Six ans après Cemetery of Splendor, Apichatpong Weerasethakul embarque avec Tilda Swinton pour les terres colombiennes, et signe une œuvre extra-sensorielle saisissante, qui nous invite à affûter nos perceptions pour renforcer notre présence au monde.

Aller voir un film d’Apichatpong Weerasethakul sur grand écran, dans une salle obscure, est une expérience en soi, et il est conseillé de s’y préparer. Car ce qu’il nous donne à voir et à entendre espère du spectateur un total abandon (qui peut aussi opérer dans un état de demi-sommeil !) afin que les forces qui y circulent puissent déployer leur pouvoir agissant.

Dans Memoria, le réalisateur palmé d’Oncle Boonmee, celui qui se souvient de ses vies antérieures, quitte sa Thaïlande d’origine pour la Colombie. Un pays étranger pour lui, comme pour son actrice principale, Tilda Swinton, qui se fait ici plus qu’une interprète : une véritable coéquipière, engagée corps et âme sur ce projet hors norme, qui a obtenu le Prix du jury au dernier Festival de Cannes, ex aequo avec Le Genou d’Ahed  de Nadav Lapid.
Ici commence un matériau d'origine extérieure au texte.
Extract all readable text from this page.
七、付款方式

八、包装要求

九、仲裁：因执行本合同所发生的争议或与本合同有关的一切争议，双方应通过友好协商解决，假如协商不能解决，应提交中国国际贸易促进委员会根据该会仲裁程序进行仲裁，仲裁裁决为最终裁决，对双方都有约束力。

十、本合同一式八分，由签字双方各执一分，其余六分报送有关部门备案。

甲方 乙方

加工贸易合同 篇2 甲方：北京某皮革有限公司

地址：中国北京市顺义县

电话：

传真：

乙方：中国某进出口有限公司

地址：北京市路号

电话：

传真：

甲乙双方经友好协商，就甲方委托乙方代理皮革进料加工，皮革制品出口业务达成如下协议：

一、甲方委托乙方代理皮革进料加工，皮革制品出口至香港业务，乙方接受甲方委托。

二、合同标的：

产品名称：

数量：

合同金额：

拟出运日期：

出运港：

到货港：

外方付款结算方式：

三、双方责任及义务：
Dans Memoria, tout, des plans fixes, épurés et larges pour la plupart, au son ultra-sophistiqué, nous invite à nous laisser traverser par ce qui se joue devant nous. En suivant le personnage de Jessica Holland (homonyme de celui du Tabou de Jacques Tourneur, qui tentait lui aussi de réconcilier le monde des vivants et celui des morts) de Bogota, où réside sa sœur malade (Agnès Brekke), à la forêt des alentours de Pijao, où fut creusé un tunnel sous lequel des squelettes furent trouvés, nous nous faisons les explorateurs d’un espace-temps qui vient bouleverser nos repères quotidiens.

Memoria d'Apichatpong Weerasethakul. Droits photographiques : Copyright Kick the Machine Films/Burning/Anna Sanders Films/Match Factory Productions/ZDF/Arte/Piano 2021.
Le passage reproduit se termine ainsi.